Ils restèrent silencieux quelques instants. Ningsi fixa la lune en faisant tournoyer avec nonchalance le contenu de son verre d’un mouvement du poignet.

— Les songes funèbres… Ils sont de plus en plus nombreux ces derniers temps… Je crains que… Je crois bien qu’Olikandor Rakesh et ses compagnons apparaîtront bientôt. Je ne saurais dire exactement quand. Peut-être dans un an ou dans vingt ans…

— En es-tu certain ?

— Malheureusement, oui… J’ai passé bien trop de temps à percevoir le cours du Fleuve du Temps d’une manière qui n’est propre qu’à ceux qui sont comme moi, pour me tromper. Et je l’ai clairement vu bien que j’ai mis du temps à le comprendre. Bien que je ne sois pas un salomen et que mes perceptions soiennt un peu moins exactes que celle d’une Sentinelle, Kurudai et Luogaotzer me permette de mieux les maîtriser.

— Est-ce une bonne ou une mauvaise nouvelle. On ne sait pas s’ils seront du côté des Hommes. On ne sait pas pourquoi est-ce qu’ils apparaissent mais on sait seulement qu’une grande destruction les accompagnent. Comme l’avènement du Second Cataclysme.

Le ton de Ningsi devint brusquement sinistre.

— Au fait… mon dernier songe était différent…

— Qu'as-tu retenu ?

— Juste quelques mots : « Combattre le feu par le feu. Relâcher une calamité afin d’en vaincre une autre. Une victoire pour une défaite »

— Comment cela ?

— C'est ce que tu m'as dit dans mon sommeil.

— Moi ?

— Oui, Kani. C’était ta voix en tout cas. As-tu une idée de ce que cela pourrait être ?

Kani demeura silencieux, en fixant un point dans le jardin avec une grande intensité avant de demander d’une voix hésitante :

— Est-ce que ça a marché ?

— Je ne saurais dire… je ne me souviens plus du reste mais je me suis réveillé avec un sentiment mitigé…

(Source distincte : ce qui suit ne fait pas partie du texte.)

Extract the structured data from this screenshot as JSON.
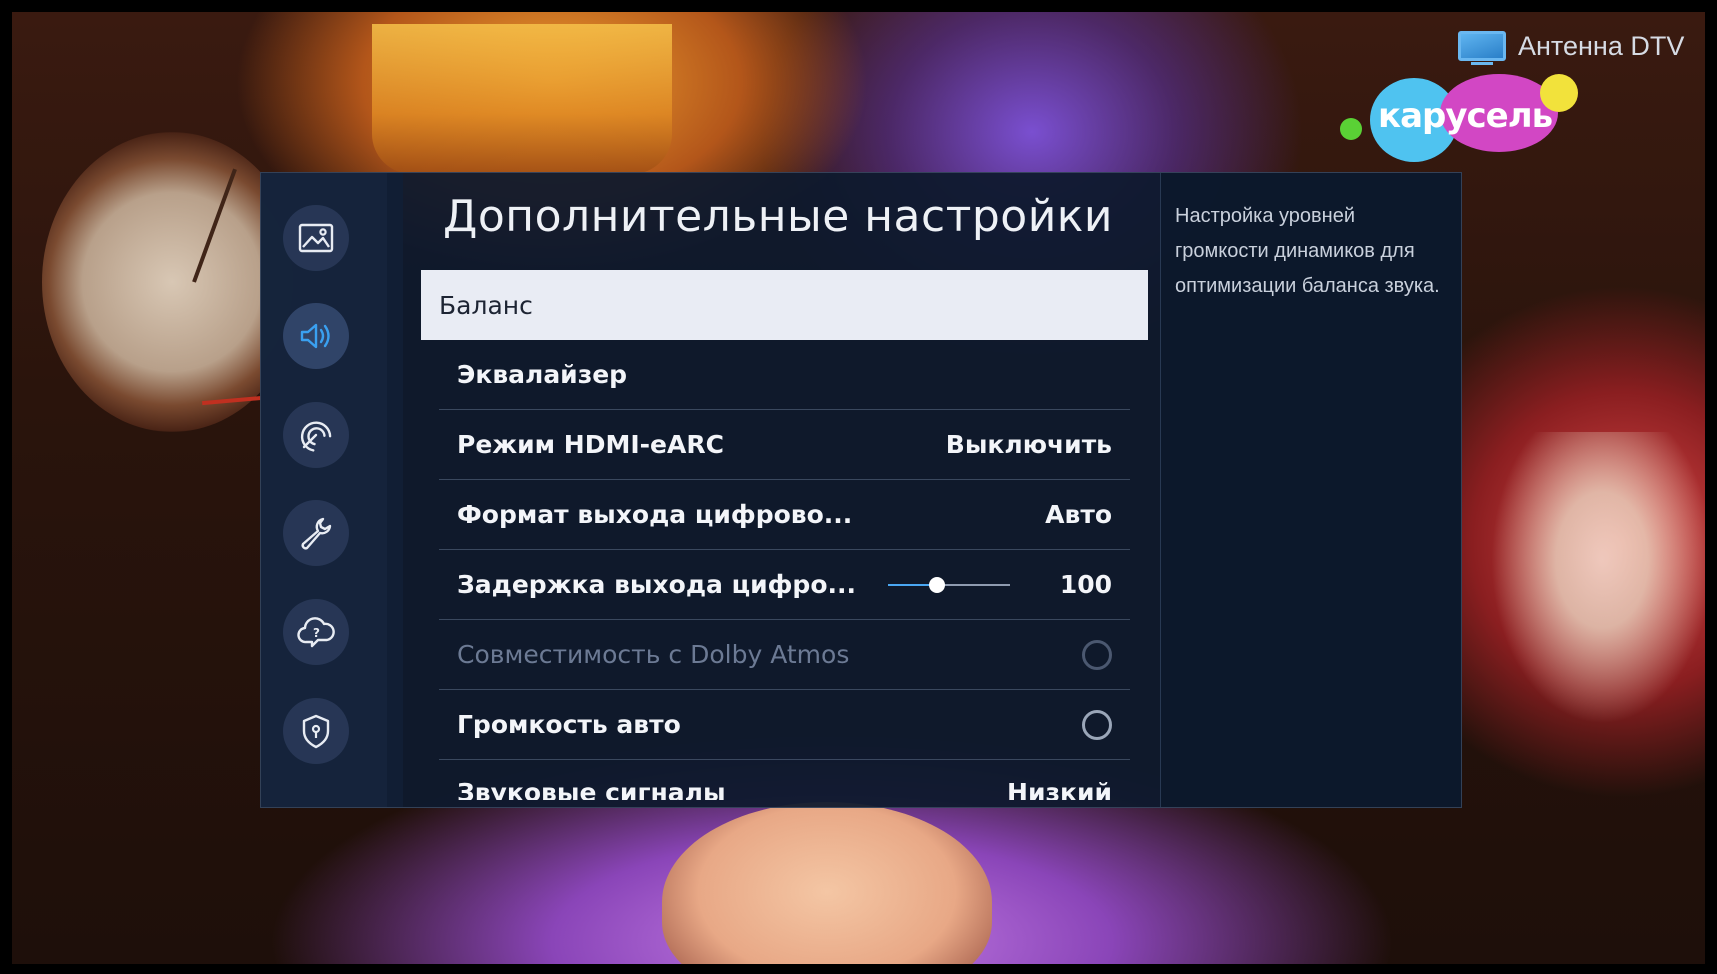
{
  "channel": {
    "source_label": "Антенна DTV",
    "logo_text": "карусель"
  },
  "settings": {
    "title": "Дополнительные настройки",
    "nav": [
      {
        "name": "picture",
        "icon": "picture-icon",
        "active": false
      },
      {
        "name": "sound",
        "icon": "sound-icon",
        "active": true
      },
      {
        "name": "broadcast",
        "icon": "broadcast-icon",
        "active": false
      },
      {
        "name": "general",
        "icon": "wrench-icon",
        "active": false
      },
      {
        "name": "support",
        "icon": "help-cloud-icon",
        "active": false
      },
      {
        "name": "privacy",
        "icon": "shield-icon",
        "active": false
      }
    ],
    "items": [
      {
        "label": "Баланс",
        "selected": true
      },
      {
        "label": "Эквалайзер"
      },
      {
        "label": "Режим HDMI-eARC",
        "value": "Выключить"
      },
      {
        "label": "Формат выхода цифрово...",
        "value": "Авто"
      },
      {
        "label": "Задержка выхода цифро...",
        "value": "100",
        "slider_fraction": 0.4
      },
      {
        "label": "Совместимость с Dolby Atmos",
        "disabled": true,
        "toggle": false
      },
      {
        "label": "Громкость авто",
        "toggle": false
      },
      {
        "label": "Звуковые сигналы",
        "value": "Низкий"
      }
    ],
    "description": "Настройка уровней громкости динамиков для оптимизации баланса звука."
  },
  "colors": {
    "panel_bg": "#0e1a2e",
    "selected_bg": "#e9ecf4",
    "slider_accent": "#4aa7f2"
  }
}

— Je vois… Nous ferons ce qui doit être fait, alors, conclut Kani avec une froide détermination.

— En espérant que ce ne soit pas une erreur… lâcha Ningsi avec un bruyant rire sans joie.

Il regarda soudain son R-Tatoo collé sur la manche gauche de sa tunique et lut l'écran illuminé de l'appareil ultra-fin avant de dire en levant les yeux vers Kani :

— Tu ne devrais pas traîner.

Kani plongea son regard onyx dans celui sombre et intimidant de son interlocuteur.

— Merci, dit-il, comprenant le sous-entendu.

— Nous servirons toutes les vies au prix des nôtres, allant même jusqu’à revenir d’entre les morts.

C’était la devise de l’antique Confrérie des Wazakumunua à laquelle Ningsi appartenait.

— Je l'ai toujours aimée, cette devise… murmura Kani en jetant un dernier regard vers le ciel étoilé.

Ningsi lui fit un clin d’œil et Kani quitta la réception. Le Wazakumunua posa une main sur le pommeau en forme de tête d’aigle d’une de ses deux épées sans lame.

— Ne sois pas aussi impatient Kurudai. La guerre n’a pas encore commencé…

Il esquissa un sourire énigmatique en contemplant les astres puis sirota le nectar sacré que contenait son verre.